- Written by: Nilo Cruz
- Original language: English
- Setting: 1998, Salobrena, Granada

Premiere
- Date premiered: January 3, 2004
- Place premiered: The New Theatre, Coral Gables, Florida

= Beauty of the Father =

2004 Play by Nilo Cruz

Beauty of the Father is a 2004 play by the Cuban-American playwright Nilo Cruz. It premiered at the New Theatre in Coral Gables, Florida, and has been performed at the Manhattan Theatre Club in New York City.
== Synopsis ==
In the summer of 1998, the estranged daughter of a painter attempts to rekindle her relationship with her father after ten years of not seeing each other. While the two are rebuilding their bond, they both fall in love with the same person. With the assistance of the ghost of Federico Gracia Lorca, the father must come to terms with his homosexuality and being a father.

== Characters ==
Note: the descriptions of the characters come from the script.
- Marina, a young woman of twenty-five
- Emiliano, a man in his mid-forties, early fifties
- Paquita, a woman in her late forties, early fifties
- Karim, a young man of twenty-five
- Federico Gracia Lorca, the thirty-eight-year-old poet as a ghost, dressed in a white suit

== Reception ==
David Rooney of Variety described Cruz's language as the "words and metaphors flow like the vino tinto being liberally consumed by the characters or the waves that caress the beach." Hilton Als of The New Yorker wrote: "Beauty of the Father" brings to mind two other Cuban writers ...the late novelist and essayist Guillermo Cabrera Infante and the playwright Maria Irene Fornes. Like his artistic forebears, Cruz recognizes the magic in the everyday. And he has found an astonishing language with which to describe it."
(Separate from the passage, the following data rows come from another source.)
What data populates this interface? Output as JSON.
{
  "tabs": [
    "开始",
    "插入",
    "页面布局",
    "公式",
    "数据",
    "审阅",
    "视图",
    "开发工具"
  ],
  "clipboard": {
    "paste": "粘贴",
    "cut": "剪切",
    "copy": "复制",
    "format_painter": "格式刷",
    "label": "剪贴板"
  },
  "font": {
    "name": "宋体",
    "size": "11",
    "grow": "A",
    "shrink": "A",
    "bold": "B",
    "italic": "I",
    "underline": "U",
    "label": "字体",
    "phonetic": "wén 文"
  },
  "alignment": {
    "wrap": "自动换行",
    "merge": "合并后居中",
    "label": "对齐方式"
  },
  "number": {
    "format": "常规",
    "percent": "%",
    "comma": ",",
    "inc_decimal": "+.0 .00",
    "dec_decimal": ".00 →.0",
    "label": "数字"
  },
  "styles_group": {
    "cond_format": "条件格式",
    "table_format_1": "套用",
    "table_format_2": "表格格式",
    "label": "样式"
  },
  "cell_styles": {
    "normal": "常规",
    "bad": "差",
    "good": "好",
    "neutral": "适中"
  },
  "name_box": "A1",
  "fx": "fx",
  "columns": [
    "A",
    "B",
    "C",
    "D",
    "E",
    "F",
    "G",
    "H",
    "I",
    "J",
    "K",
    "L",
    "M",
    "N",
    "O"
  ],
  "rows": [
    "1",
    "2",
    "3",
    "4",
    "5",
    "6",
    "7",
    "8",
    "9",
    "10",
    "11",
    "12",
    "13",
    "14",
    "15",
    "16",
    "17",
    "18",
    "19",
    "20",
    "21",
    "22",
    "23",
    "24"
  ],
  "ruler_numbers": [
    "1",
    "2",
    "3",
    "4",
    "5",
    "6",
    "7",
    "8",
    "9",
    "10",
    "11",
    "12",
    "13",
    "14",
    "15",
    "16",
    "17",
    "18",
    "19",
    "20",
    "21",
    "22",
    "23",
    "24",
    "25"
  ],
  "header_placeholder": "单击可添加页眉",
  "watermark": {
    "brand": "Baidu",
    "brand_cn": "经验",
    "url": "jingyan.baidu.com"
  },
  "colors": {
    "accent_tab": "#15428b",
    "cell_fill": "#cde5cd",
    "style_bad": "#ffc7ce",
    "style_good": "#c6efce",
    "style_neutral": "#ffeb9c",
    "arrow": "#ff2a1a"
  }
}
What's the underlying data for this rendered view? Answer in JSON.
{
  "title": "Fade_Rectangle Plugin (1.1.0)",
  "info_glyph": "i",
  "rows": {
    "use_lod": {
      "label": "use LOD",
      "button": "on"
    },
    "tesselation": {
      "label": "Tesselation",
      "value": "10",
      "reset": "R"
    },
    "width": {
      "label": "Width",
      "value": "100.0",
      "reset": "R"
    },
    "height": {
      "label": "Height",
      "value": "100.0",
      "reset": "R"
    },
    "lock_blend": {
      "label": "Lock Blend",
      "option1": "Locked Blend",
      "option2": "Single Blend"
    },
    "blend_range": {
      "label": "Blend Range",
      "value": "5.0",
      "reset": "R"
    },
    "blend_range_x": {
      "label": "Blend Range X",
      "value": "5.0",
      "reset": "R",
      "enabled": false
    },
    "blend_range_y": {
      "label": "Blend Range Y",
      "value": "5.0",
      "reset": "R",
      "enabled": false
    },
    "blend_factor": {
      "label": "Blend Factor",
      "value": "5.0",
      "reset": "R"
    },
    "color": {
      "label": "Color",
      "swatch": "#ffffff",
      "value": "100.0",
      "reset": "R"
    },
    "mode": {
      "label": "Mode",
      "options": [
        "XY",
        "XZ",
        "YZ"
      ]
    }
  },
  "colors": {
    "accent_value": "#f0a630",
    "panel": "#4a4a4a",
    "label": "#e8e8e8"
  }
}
Michael Feingold of The Village Voice wrote: "the play itself is unhelpable...It sets up a predictably disastrous situation and moves directly to the disaster without bothering to convince us there was any interesting reason to see it happen." The Backstage East reviewer, David Rosenberg, said, "Long on atmosphere but short on drama, the Manhattan Theatre Club production at City Center seems most concerned with literary conceits."